Today is also the day when House Speaker Nancy Pelosi and Senate Leader Harry Reid will hold an enrollment ceremony to send the recently-passed Iraq bill to President Bush, which he will veto tonight and before tomorrow's meeting with Congressional leaders on a new version of the bill. A few presidential scholars talked of the vote:
William Howell, a war powers expert and associate professor at the University of Chicago, said whatever the historical significance of last week's vote, Democrats have gained considerable traction in opposing a wartime president because of the war's unpopularity.

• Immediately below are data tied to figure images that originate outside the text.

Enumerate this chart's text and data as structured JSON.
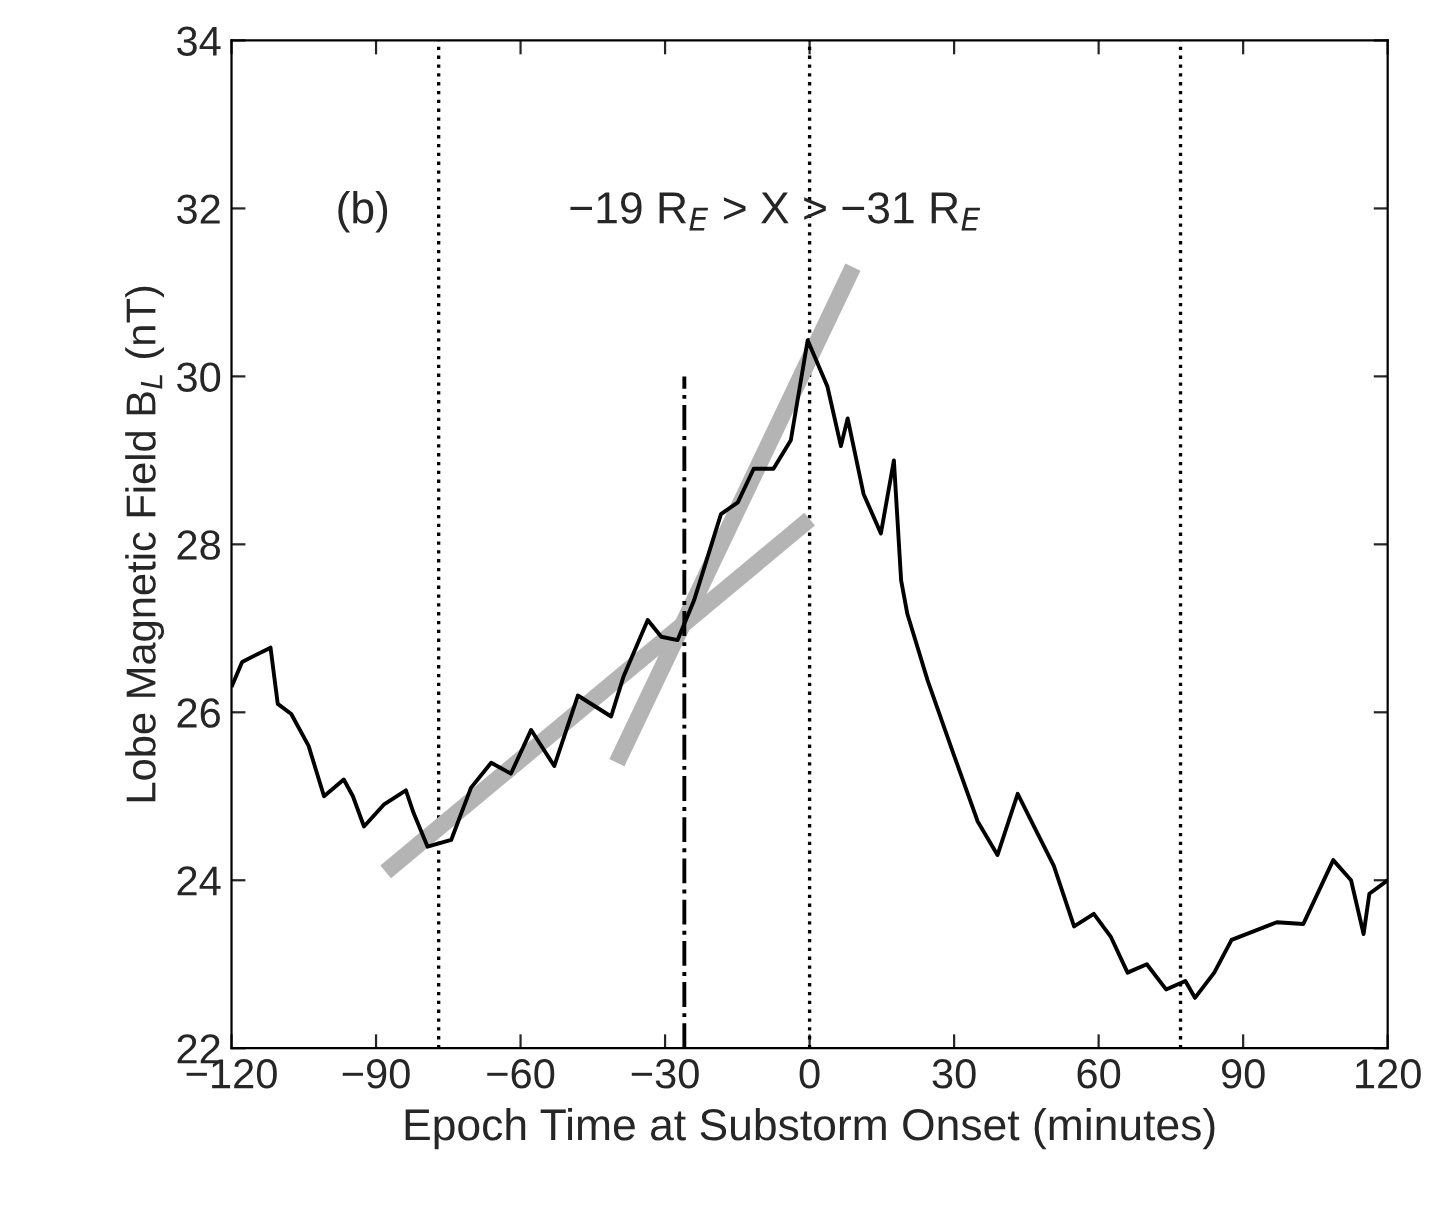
{
  "chart_data": {
    "type": "line",
    "xlabel": "Epoch Time at Substorm Onset (minutes)",
    "ylabel": "Lobe Magnetic Field B$_{L}$ (nT)",
    "annotations": [
      "(b)",
      "−19 R$_{E}$ > X > −31 R$_{E}$"
    ],
    "xlim": [
      -120,
      120
    ],
    "xticks": [
      {
        "value": -120,
        "label": "−120"
      },
      {
        "value": -90,
        "label": "−90"
      },
      {
        "value": -60,
        "label": "−60"
      },
      {
        "value": -30,
        "label": "−30"
      },
      0,
      30,
      60,
      90,
      120
    ],
    "ylim": [
      22,
      34
    ],
    "yticks": [
      22,
      24,
      26,
      28,
      30,
      32,
      34
    ],
    "grid": false,
    "legend": false,
    "series": [
      {
        "color": "#000000",
        "line_style": "solid",
        "x": [
          -120,
          -117.8,
          -111.9,
          -110.4,
          -107.6,
          -104,
          -100.8,
          -96.7,
          -94.8,
          -92.5,
          -88.4,
          -83.8,
          -82.2,
          -79.3,
          -74.4,
          -70.3,
          -66.1,
          -62,
          -57.8,
          -53,
          -48.1,
          -41.2,
          -38.6,
          -33.6,
          -30.8,
          -27.4,
          -24,
          -18.4,
          -14.9,
          -11.6,
          -7.5,
          -3.9,
          -0.4,
          3.7,
          6.5,
          7.9,
          11.2,
          14.8,
          17.5,
          19,
          20.3,
          24.5,
          29.9,
          34.9,
          39,
          43.2,
          46.6,
          50.7,
          54.9,
          59,
          62.5,
          66,
          70,
          74,
          78,
          80,
          84,
          87.6,
          97,
          102.5,
          108.7,
          112.4,
          115,
          116.2,
          120
        ],
        "values": [
          26.3,
          26.6,
          26.77,
          26.1,
          25.98,
          25.6,
          25.0,
          25.2,
          25.0,
          24.64,
          24.9,
          25.07,
          24.8,
          24.4,
          24.48,
          25.1,
          25.4,
          25.27,
          25.79,
          25.36,
          26.2,
          25.95,
          26.43,
          27.1,
          26.9,
          26.86,
          27.33,
          28.36,
          28.5,
          28.9,
          28.9,
          29.24,
          30.43,
          29.88,
          29.17,
          29.5,
          28.6,
          28.13,
          29.0,
          27.57,
          27.17,
          26.38,
          25.5,
          24.7,
          24.3,
          25.03,
          24.64,
          24.17,
          23.45,
          23.6,
          23.33,
          22.9,
          23.0,
          22.7,
          22.8,
          22.6,
          22.9,
          23.29,
          23.5,
          23.48,
          24.24,
          24.0,
          23.36,
          23.84,
          24.0
        ]
      },
      {
        "color": "#b4b4b4",
        "line_style": "solid",
        "x": [
          -88,
          0
        ],
        "values": [
          24.1,
          28.3
        ]
      },
      {
        "color": "#b4b4b4",
        "line_style": "solid",
        "x": [
          -40,
          9
        ],
        "values": [
          25.4,
          31.3
        ]
      },
      {
        "color": "#000000",
        "line_style": "dashdot",
        "x": [
          -26,
          -26
        ],
        "values": [
          22,
          30
        ]
      }
    ],
    "ref_lines": [
      {
        "axis": "x",
        "value": -77,
        "line_style": "dotted",
        "color": "#000000"
      },
      {
        "axis": "x",
        "value": 0,
        "line_style": "dotted",
        "color": "#000000"
      },
      {
        "axis": "x",
        "value": 77,
        "line_style": "dotted",
        "color": "#000000"
      }
    ]
  }
}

"It establishes this marker so that not now, but six months from now ... Democrats can have the momentum to (override) a presidential veto" if the war is still going badly, Howell said. "Just because it doesn't pass doesn't mean it's not of consequence."
Zelizer agreed, adding that an anti-war vote is no easy task when U.S. troops are fighting abroad.
"It's harder to extricate yourself from a big war, not just strategically but politically," Zelizer said. "It's that first vote that's sometimes the hardest."
Indeed, the article goes on to say the passage of the legislation in many ways surpasses congressional efforts to end the Vietnam War. Congress went years before it was able to agree on legislation significantly challenging presidential war policy, holding some 94 roll call votes on the war between 1966 and 1972.
One can only hope Powell is right that a few months down the road enough Republicans will defect to override President Bush (unfortunately, these are months many of our troops in the field don't have). In the meantime, his rejection of this bill now shows only that he is still as out of touch with reality of the Iraq war as when he declared "Mission Accomplished" four years ago. Any chance he'll pull out the flight suit again for the veto?